GxEScanR is designed to efficiently run genome-wide association study (GWAS) and genome-wide by environment interaction study (GWEIS) scans using imputed genotypes stored in the BinaryDosage format. The phenotype to be analyzed can either be a continuous or binary trait. The GWEIS scan performs multiple tests that can be used in two-step methods.
There are five models that can be fit using GxEScanR when running a GWEIS, plus one that must be fit before running the GWEIS.
\(Y\) represents the outcome or phenotype
\(X\) represents the confounding covariates
\(E\) represents the covariate that will have its genetic interaction tested
\(G\) represents the genetic data
\(\beta\) represents the effect estimate that will be fitted in the model
This model contains the phenotype, confounding covariates, and the interaction covariate. It must be fit prior to running the GWEIS using the glm() routine.
\[Y = \beta_X X + \beta_E E\]
This model contains all the values from the environment-only model and adds the genetic data.
\[Y = \beta_X X + \beta_E E + \beta_G G\]
\(\beta_G\) is the only term tested
in this model and is represented by bg_ge in the
output.
This model contains all the values from the gene-only model and adds the gene-environment interaction term.
\[Y = \beta_X X + \beta_E E + \beta_G G + \beta_{GxE} GE\]
\(\beta_G\) and \(\beta_{GxE}\) are both tested for this
model as well as a joint test for both terms. They are represented by
bg_gxe, bgxe, and joint,
respectively, in the output.
This model tests for a relationship between the environmental value of interest and the gene. If \(E\) is coded 0,1, a logistic model is fitted; otherwise a linear model is fitted.

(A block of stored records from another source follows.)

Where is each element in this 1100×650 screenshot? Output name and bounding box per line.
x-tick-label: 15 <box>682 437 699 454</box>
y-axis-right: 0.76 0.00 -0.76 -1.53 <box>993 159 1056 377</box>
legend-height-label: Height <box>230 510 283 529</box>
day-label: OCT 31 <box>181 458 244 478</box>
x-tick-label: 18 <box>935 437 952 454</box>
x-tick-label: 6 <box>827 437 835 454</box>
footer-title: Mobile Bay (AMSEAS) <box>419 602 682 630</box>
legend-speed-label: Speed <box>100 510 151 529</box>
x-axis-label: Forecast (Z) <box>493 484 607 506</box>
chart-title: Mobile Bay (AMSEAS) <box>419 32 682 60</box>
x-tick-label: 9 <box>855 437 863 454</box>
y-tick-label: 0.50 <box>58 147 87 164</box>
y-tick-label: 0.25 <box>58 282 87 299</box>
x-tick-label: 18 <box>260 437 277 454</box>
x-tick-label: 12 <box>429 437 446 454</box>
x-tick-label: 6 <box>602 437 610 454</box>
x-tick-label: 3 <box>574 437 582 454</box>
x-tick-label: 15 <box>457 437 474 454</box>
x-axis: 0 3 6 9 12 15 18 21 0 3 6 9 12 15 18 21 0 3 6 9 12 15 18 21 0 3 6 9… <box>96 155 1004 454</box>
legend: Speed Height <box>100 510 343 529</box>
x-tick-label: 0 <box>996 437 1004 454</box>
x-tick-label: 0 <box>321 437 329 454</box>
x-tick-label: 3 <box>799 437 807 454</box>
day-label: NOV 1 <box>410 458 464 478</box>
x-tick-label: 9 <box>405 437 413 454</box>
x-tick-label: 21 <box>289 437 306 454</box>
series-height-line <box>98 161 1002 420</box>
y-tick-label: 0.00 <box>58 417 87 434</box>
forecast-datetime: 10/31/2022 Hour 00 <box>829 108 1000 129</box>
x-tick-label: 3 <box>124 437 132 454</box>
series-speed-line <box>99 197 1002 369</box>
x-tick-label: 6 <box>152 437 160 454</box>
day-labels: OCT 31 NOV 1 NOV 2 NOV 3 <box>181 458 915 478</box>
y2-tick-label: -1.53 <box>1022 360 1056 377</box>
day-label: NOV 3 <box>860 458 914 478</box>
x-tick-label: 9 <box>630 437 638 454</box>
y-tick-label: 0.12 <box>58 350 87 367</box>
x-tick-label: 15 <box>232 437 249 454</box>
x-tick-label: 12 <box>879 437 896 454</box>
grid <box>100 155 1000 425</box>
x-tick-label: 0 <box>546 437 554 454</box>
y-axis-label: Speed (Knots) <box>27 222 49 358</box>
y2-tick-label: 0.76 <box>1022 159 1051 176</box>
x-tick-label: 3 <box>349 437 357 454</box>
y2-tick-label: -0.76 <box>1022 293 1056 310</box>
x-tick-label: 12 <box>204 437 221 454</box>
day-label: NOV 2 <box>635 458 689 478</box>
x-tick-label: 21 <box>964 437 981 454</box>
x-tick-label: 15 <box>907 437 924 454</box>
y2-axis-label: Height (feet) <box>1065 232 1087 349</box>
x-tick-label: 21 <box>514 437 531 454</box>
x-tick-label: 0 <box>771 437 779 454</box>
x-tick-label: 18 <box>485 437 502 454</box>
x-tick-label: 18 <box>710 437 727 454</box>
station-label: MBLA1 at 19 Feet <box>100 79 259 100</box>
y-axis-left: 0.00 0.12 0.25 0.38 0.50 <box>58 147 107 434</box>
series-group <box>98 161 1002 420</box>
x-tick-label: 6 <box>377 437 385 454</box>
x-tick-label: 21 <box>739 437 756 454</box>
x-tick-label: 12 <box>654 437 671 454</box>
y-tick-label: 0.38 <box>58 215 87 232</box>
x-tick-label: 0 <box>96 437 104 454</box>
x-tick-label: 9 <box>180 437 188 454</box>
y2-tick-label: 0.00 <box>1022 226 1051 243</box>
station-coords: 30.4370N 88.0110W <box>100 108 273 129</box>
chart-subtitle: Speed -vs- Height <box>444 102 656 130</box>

\[E = \beta_X X + \beta_G G\]
\(\beta_G\) is tested in this model
and is represented by bg_eg in the output.
This model is the same as model 3 except it is run on cases only.
\(\beta_G\) is tested and is
represented by bg_case in the output. This model can only
be run on a dichotomous phenotype.
This model is the same as model 3 except it is run on controls only.

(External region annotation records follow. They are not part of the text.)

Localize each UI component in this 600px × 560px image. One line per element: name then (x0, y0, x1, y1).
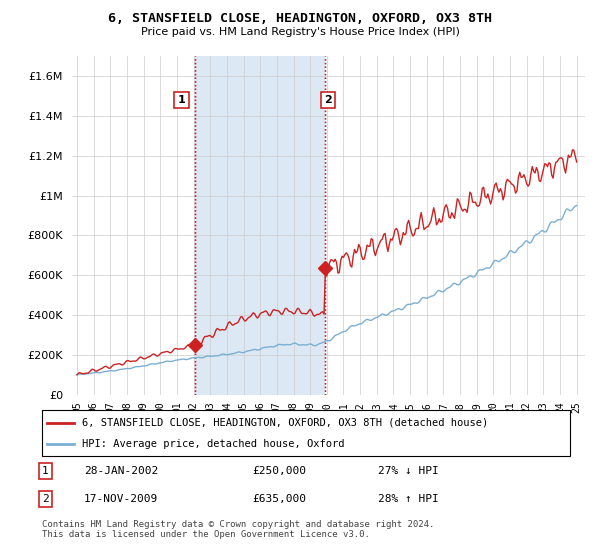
Text: £635,000: £635,000 (252, 494, 306, 504)
Text: 27% ↓ HPI: 27% ↓ HPI (378, 466, 439, 476)
Text: 2: 2 (324, 95, 332, 105)
Text: 1: 1 (42, 466, 49, 476)
Text: 2: 2 (42, 494, 49, 504)
Text: 6, STANSFIELD CLOSE, HEADINGTON, OXFORD, OX3 8TH: 6, STANSFIELD CLOSE, HEADINGTON, OXFORD,… (108, 12, 492, 25)
Bar (195, 56, 325, 395)
Text: HPI: Average price, detached house, Oxford: HPI: Average price, detached house, Oxfo… (82, 439, 344, 449)
Text: 6, STANSFIELD CLOSE, HEADINGTON, OXFORD, OX3 8TH (detached house): 6, STANSFIELD CLOSE, HEADINGTON, OXFORD,… (82, 418, 488, 428)
Text: 17-NOV-2009: 17-NOV-2009 (84, 494, 158, 504)
Text: 28% ↑ HPI: 28% ↑ HPI (378, 494, 439, 504)
Text: 1: 1 (178, 95, 185, 105)
Text: £250,000: £250,000 (252, 466, 306, 476)
Text: Contains HM Land Registry data © Crown copyright and database right 2024.
This d: Contains HM Land Registry data © Crown c… (42, 520, 434, 539)
FancyBboxPatch shape (42, 410, 570, 456)
Text: 28-JAN-2002: 28-JAN-2002 (84, 466, 158, 476)
Text: Price paid vs. HM Land Registry's House Price Index (HPI): Price paid vs. HM Land Registry's House … (140, 27, 460, 37)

\(\beta_G\) is tested and is
represented by bg_ctrl in the output. This model can only
be run on a dichotomous phenotype.
There are five steps to running a GWEIS using GxEScanR:
GxEScanR uses data stored in the BinaryDosage format. The
BinaryDosage package converts files from the VCF format to the
BinaryDosage format using the vcftobd() routine. The
getbdinfo() routine is then used to load the information
about the BinaryDosage file needed to run the GWEIS.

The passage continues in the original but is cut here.